A month later, in January 2013, Oman helped expedite the release of Mr. Seirafi, convicted of export violations in 2010. And in April 2013, the U.S. released an Iranian scientist detained in California.
The scientist, Mojtaba Atarodi, was a professor at Tehran’s prestigious Sharif University. The U.S. Treasury Department has sanctioned departments at the school for having alleged roles in developing Iran’s nuclear program.
U.S. authorities arrested Mr. Atarodi in December 2011 when he arrived in Los Angeles but kept his court case sealed. He was convicted of shipping banned items to Iran just days before he returned to Tehran via Oman.
Mr. Kohn, who also represented Mr. Atarodi, said U.S. law-enforcement officials told him of pressure from Iran to resolve the case quickly. “I’d get phone calls from the U.S. attorney’s office where they would say, ‘There is activity around your client, but it’s not coming from us,’” he said. “‘It’s diplomatic activity.’”

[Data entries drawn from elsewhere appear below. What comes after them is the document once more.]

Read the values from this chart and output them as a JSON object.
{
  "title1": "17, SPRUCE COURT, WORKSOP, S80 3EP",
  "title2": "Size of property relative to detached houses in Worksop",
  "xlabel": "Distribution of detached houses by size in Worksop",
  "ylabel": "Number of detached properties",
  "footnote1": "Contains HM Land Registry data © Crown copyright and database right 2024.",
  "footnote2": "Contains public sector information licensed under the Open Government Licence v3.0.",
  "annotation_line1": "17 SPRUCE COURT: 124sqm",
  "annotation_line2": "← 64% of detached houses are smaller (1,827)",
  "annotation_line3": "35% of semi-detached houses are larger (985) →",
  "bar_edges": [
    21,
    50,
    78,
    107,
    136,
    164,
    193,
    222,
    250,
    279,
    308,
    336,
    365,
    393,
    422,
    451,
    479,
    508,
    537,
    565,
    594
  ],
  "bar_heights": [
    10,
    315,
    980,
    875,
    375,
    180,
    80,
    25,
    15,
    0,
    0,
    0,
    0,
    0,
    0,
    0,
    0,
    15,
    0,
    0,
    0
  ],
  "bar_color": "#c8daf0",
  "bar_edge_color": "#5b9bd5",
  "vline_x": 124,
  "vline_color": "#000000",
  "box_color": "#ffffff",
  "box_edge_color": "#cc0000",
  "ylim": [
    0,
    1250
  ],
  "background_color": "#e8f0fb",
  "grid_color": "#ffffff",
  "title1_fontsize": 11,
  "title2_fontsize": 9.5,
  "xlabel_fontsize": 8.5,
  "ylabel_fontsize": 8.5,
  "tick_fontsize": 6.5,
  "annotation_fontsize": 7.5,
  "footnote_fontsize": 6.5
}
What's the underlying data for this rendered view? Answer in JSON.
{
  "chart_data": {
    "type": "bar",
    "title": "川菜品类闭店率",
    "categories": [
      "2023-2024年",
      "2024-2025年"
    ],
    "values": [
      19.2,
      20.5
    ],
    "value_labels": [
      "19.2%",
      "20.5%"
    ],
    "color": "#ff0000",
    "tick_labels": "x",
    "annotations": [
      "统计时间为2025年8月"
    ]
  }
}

Mr. Atarodi told Iranian state media this year that U.S. officials wanted to swap him for one of the Americans held in Iran, Amir Hekmati. “I told them he is a spy, but I have done nothing wrong,” Mr. Atarodi said.
Mr. Hekmati, a former Marine, and his family have denied the espionage charges. He is serving a 10-year sentence in Tehran’s Evin prison for cooperating with an enemy of Iran.
The Obama administration in each of the cases said it wasn’t swapping prisoners. Many of the cases are sealed or partially sealed, restricting comment by many but not all of those involved.
“No one on either side will say there was a formal prisoner swap. But the release of American and Iranian innocent prisoners served as reciprocal ‘goodwill gestures,’” said Joshua Fattal, one of the American hikers, who was freed by Tehran in September 2011.